Il aurait voulu l'appeler, lui faire signe, n'importe quoi pour la retenir, mais il ne pouvait pas. La porte de l'autocar se refermait et Tim sentait le désespoir le gagner. Lorsqu'il atteint enfin la porte du cimetière, le moteur de l'autocar vrombit. Impuissant, il ne put que regarder Sara s'installer à l'intérieur. Celle-ci jeta un regard dehors et se figea un instant en voyant Tim qui lui faisait signe. Le car partait déjà mais Tim vit passer dans les yeux de Sara le même souvenir de cette rentrée de primaire. Sara n'eut que le temps de lui faire un signe de la main et un sourire, et elle était partie. À l'arrière de l'autocar des diodes épelaient la destination : aéroport.

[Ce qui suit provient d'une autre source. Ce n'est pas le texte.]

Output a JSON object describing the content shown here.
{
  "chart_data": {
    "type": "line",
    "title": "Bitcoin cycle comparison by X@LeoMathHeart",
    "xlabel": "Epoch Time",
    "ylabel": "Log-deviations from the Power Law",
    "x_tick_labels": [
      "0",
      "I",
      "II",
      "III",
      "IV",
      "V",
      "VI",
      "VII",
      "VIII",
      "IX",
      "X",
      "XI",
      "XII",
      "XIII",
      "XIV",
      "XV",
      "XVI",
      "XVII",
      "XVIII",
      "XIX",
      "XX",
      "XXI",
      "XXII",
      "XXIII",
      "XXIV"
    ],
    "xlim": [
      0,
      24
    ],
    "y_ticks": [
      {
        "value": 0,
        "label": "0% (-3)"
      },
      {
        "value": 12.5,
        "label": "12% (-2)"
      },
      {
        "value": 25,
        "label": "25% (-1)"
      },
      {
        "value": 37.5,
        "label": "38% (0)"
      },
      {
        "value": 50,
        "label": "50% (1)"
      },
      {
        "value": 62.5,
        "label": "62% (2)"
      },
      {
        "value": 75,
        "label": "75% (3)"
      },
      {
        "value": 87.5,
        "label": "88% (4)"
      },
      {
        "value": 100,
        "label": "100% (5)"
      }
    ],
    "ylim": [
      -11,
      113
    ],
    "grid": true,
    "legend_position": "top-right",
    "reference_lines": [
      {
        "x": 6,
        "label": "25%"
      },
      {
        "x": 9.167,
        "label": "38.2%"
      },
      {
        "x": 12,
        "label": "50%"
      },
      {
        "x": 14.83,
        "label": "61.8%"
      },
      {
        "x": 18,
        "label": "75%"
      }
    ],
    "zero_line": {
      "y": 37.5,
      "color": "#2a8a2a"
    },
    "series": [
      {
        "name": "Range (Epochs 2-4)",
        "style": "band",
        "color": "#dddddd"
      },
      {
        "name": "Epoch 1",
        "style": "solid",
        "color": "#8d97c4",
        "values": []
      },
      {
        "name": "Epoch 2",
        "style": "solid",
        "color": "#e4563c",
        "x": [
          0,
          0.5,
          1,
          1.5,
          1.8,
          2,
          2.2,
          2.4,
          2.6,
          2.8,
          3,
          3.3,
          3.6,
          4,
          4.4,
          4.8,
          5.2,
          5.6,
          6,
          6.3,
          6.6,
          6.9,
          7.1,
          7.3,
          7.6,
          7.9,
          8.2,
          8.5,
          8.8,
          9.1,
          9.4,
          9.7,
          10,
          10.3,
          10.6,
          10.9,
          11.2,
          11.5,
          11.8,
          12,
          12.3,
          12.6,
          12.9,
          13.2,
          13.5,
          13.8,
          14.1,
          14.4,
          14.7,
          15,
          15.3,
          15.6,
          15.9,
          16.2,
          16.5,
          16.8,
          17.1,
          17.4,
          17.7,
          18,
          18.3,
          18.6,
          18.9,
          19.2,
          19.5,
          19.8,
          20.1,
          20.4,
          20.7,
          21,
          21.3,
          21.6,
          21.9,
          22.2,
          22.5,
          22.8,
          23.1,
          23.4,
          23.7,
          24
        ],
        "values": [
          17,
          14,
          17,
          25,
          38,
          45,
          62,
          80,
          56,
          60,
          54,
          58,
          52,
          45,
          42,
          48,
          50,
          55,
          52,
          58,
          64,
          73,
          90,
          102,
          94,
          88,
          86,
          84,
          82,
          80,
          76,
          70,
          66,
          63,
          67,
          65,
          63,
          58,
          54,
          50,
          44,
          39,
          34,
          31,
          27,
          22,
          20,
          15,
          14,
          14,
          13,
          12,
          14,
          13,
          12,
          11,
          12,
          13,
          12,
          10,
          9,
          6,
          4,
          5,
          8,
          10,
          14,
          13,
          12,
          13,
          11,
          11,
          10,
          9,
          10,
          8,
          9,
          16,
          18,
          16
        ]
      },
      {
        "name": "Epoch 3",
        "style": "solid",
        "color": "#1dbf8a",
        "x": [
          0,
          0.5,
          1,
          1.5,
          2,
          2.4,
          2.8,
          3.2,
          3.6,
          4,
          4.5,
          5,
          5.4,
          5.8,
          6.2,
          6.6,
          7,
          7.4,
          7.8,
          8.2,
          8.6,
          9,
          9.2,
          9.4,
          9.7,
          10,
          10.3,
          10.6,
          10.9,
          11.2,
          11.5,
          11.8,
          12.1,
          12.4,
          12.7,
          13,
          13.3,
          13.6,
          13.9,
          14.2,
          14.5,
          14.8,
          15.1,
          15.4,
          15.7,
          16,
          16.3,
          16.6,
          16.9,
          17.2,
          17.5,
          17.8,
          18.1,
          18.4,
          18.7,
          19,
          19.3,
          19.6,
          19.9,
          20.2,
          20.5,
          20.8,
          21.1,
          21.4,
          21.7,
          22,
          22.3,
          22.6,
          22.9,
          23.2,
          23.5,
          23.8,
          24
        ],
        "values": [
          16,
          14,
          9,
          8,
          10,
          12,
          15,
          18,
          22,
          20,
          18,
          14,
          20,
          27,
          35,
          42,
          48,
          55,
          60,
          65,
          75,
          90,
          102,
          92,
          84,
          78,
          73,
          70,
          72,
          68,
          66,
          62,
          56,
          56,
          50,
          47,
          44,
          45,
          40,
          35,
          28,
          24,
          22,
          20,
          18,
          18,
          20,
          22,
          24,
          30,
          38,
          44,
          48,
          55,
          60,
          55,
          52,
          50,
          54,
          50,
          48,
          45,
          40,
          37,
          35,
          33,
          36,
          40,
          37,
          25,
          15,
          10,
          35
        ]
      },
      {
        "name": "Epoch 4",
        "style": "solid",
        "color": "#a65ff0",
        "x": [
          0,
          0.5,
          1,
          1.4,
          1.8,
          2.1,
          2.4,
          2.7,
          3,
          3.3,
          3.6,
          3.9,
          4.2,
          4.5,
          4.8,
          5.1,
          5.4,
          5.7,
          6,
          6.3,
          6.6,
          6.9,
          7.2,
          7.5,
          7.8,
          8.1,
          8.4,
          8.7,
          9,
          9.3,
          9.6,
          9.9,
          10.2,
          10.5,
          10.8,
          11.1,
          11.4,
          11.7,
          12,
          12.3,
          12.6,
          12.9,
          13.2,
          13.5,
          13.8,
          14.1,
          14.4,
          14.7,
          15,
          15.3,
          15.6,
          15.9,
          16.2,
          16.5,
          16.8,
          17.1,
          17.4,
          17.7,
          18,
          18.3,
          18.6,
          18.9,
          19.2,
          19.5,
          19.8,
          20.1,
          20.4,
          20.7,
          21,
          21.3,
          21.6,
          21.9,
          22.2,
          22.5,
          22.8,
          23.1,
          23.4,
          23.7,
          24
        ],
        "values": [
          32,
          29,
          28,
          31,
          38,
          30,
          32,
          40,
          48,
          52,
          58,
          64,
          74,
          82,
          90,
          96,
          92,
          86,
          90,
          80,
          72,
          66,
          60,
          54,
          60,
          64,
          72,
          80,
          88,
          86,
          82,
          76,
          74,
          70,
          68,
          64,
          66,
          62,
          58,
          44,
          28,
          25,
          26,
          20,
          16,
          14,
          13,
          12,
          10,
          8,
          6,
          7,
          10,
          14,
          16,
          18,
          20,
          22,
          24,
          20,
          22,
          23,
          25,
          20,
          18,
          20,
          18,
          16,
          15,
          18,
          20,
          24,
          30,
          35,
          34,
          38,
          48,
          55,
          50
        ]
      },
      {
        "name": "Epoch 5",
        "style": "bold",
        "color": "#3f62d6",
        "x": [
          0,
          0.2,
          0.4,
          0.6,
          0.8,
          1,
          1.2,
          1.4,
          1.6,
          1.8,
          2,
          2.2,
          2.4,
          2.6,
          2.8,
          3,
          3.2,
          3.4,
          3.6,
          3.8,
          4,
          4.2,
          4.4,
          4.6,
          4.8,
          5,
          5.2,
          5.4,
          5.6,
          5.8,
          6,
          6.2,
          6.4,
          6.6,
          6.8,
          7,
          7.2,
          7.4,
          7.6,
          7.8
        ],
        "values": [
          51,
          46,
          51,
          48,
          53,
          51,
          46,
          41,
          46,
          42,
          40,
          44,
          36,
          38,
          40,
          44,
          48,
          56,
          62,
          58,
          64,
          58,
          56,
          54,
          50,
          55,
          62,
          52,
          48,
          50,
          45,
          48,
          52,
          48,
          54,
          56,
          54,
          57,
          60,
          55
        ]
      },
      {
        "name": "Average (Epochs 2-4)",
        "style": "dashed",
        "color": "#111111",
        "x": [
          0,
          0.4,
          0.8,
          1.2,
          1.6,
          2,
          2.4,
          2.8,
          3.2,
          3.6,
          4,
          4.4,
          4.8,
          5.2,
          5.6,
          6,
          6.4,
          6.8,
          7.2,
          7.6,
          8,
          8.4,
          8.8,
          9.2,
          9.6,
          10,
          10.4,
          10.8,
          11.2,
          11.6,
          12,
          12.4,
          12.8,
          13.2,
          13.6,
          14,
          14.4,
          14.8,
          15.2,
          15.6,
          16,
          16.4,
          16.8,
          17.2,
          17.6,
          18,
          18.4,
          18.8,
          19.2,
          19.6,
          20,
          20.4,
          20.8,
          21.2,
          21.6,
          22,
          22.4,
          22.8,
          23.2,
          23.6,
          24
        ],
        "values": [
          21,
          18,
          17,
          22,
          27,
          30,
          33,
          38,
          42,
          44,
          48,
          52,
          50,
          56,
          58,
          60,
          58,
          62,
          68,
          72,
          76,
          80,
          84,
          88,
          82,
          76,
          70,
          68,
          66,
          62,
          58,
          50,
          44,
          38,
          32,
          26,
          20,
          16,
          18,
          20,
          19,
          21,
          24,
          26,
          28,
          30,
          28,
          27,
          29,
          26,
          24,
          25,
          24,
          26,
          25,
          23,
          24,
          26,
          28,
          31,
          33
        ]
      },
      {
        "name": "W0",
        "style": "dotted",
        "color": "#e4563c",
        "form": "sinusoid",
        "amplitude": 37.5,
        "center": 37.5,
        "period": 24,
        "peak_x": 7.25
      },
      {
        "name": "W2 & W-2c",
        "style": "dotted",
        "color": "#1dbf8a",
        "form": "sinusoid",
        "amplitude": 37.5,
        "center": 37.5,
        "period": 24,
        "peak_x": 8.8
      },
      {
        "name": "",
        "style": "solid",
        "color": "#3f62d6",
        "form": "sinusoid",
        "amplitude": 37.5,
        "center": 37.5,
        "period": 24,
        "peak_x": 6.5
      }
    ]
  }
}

Tim resta sur place un moment, incapable de bouger. L'apparition avait été aussi inattendue que brève. Il n'avait même pas pu lui parler... lui écrire. Lui demander son nom complet, où elle habitait. Rien. Et elle était repartie prendre un avion pour une destination inconnue. Il l'avait perdue pour une seconde fois après un temps encore plus ridiculement court que la première fois. Il se sentit idiot de cette soudaine obsession pour cette rencontre. Après tout, il ne la connaissait à vrai dire pas du tout : ils n'avaient passé qu'une petite journée d'école ensemble, huit ans plus tôt...
Avec peine, il se retourna vers l'enceinte du cimetière où plusieurs personnes se recueillaient encore. Il allait lui aussi y pleurer plusieurs minutes, mais à cet instant précis, il s'en voulut beaucoup de sourire en songeant avec rêverie « elle se souvient de moi ».